Thursday, April 2nd, 2015

Following last week’s Budget, the government has published the Finance Bill 2015. The bill implements tax changes announced at Budget 2014, Autumn Statement 2014 and Budget 2015.

It includes action by the government to support hardworking families keep more of their hard-earned money by:

  • increasing the personal allowance by an extra £400 to £11,000 from April 2017 so that a typical rate taxpayer will be £905 better off compared to 2010, and an individual on the National Minimum Wage working up to 30 hours a week will not pay any income tax
  • exempting children from Air Passenger Duty so that, taken together with measures introduced in Finance Act 2014, a family of four flying to Australia will save £194

The bill also contains key policies to make the UK more competitive for business, such as:

  • supporting investment in the crucial UK oil and gas industry through cutting the Supplementary Charge by 12%, cutting the Petroleum Revenue Tax from 50% to 35% and introducing two new allowances
  • increasing the tax credits available for large and small businesses investing in research and development
  • a new tax relief to promote the production of children’s TV in the UK, and further support for high-end TV and film tax.

Finally, the bill legislates to create a fairer tax system, by clamping down on tax avoidance and ensuring that banks contribute their fair share.

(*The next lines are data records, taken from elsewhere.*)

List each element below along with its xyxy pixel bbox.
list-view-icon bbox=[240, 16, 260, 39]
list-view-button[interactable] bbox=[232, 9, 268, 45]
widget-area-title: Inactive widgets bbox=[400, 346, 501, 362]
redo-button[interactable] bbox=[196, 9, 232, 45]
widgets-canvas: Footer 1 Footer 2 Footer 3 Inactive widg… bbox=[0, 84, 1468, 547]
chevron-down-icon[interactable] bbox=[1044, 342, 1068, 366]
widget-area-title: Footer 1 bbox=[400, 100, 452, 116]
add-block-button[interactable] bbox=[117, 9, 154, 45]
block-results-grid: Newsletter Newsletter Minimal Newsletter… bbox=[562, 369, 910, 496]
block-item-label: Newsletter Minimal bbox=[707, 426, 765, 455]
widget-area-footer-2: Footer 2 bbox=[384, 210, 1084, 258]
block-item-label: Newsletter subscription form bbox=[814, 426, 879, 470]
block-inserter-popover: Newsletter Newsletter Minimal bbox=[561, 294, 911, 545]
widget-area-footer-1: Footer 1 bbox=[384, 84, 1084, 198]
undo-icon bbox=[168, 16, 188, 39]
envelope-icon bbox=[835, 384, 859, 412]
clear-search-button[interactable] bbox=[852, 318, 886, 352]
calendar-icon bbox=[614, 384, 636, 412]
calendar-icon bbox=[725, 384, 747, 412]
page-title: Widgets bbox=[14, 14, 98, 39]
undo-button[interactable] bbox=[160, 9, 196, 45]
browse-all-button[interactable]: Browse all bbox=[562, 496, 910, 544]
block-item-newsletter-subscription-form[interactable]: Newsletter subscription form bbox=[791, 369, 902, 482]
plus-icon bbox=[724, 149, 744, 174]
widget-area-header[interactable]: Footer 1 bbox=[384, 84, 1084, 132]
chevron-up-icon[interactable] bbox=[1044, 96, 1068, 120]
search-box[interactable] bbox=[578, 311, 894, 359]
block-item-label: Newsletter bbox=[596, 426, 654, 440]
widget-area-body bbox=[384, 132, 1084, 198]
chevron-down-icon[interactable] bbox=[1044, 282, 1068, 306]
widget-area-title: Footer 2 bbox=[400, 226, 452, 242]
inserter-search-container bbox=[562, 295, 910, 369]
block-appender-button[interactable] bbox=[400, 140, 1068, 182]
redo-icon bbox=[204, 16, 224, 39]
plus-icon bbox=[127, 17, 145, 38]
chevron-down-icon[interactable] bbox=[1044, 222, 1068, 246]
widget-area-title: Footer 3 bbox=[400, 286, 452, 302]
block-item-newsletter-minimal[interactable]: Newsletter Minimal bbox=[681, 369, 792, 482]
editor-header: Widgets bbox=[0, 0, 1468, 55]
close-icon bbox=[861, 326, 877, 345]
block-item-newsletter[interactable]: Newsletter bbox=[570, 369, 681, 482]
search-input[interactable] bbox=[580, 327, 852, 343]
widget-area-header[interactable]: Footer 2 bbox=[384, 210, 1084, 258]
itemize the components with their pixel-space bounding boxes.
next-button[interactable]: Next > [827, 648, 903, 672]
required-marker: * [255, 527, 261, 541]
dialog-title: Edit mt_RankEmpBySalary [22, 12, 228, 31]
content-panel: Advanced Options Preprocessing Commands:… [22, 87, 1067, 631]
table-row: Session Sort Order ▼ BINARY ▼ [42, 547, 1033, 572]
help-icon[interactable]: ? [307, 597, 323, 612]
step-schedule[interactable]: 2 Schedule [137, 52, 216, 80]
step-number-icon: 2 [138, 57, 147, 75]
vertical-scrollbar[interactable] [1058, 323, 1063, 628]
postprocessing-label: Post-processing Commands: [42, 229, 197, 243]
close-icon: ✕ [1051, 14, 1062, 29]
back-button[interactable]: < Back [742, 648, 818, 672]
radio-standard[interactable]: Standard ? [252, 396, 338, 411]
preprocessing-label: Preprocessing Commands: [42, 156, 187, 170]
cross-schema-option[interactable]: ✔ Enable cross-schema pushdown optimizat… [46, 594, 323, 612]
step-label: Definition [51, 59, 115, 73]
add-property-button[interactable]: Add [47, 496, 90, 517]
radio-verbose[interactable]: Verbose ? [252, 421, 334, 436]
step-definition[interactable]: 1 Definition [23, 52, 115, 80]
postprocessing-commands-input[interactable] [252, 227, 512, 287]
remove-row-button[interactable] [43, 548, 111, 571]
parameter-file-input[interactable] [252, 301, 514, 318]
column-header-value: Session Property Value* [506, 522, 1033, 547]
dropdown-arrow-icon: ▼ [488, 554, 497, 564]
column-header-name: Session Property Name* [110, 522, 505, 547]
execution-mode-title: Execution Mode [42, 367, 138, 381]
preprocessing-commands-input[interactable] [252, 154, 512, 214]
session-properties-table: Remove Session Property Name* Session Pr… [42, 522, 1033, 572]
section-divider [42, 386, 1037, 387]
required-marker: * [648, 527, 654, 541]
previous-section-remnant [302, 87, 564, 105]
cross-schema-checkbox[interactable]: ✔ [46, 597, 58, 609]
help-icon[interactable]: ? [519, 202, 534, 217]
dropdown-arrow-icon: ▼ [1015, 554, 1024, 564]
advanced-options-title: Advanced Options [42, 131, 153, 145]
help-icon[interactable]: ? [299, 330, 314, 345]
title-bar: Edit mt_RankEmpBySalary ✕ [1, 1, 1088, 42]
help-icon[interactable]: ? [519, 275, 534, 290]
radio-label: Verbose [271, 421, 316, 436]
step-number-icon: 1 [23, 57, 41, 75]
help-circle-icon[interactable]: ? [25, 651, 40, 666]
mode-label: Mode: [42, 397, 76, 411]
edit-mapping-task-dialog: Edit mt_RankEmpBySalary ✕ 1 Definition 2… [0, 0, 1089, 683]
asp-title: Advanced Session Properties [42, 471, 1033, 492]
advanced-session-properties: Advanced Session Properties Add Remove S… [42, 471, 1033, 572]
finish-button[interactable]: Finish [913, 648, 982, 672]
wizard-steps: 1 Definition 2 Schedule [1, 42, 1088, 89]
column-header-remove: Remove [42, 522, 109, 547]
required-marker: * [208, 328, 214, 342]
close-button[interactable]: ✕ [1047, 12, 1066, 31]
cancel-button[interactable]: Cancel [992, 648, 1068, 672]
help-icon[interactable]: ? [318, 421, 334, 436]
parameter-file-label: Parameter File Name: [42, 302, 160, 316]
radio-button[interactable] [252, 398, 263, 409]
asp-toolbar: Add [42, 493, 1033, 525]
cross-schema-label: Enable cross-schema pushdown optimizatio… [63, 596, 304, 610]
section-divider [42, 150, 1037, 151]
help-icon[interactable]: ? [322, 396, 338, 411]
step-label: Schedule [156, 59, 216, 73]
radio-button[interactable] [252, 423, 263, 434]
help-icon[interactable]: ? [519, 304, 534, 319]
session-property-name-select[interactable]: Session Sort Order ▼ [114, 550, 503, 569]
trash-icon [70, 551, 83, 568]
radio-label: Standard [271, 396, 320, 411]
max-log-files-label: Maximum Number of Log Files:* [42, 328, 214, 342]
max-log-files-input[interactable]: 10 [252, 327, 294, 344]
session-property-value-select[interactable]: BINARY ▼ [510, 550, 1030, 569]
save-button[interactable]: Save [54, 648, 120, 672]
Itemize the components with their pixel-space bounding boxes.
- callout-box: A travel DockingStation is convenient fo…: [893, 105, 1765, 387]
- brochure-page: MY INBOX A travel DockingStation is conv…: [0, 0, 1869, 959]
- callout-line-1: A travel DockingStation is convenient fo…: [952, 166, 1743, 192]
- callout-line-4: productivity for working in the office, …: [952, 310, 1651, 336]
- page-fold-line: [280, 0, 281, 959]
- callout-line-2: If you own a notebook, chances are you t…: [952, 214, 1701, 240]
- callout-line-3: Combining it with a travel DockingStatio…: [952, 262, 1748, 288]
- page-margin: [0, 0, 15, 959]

This includes:

  • introducing a new Diverted Profits Tax of 25%, aimed at multi-national companies that artificially shift their profits offshore to avoid paying UK tax
  • putting a stop to unfair tax avoidance – raising nearly £2.5 billion by 2019/20 to support the economic recovery
  • increasing the bank levy and introducing new rules for banks – raising nearly £8 billion over the next 5 years

David Gauke, Financial Secretary to the Treasury, said:

The government is committed to supporting hardworking families and backing business. That is why we are making it easier for them to keep more of their hard earned money and access the help they need to grow.

The legislation published today builds on our efforts to create a stable tax system that supports our long-term economic plan.”

The measures contained in the bill were announced by the Chancellor at Budget 2014, Autumn Statement 2014 or Budget 2015.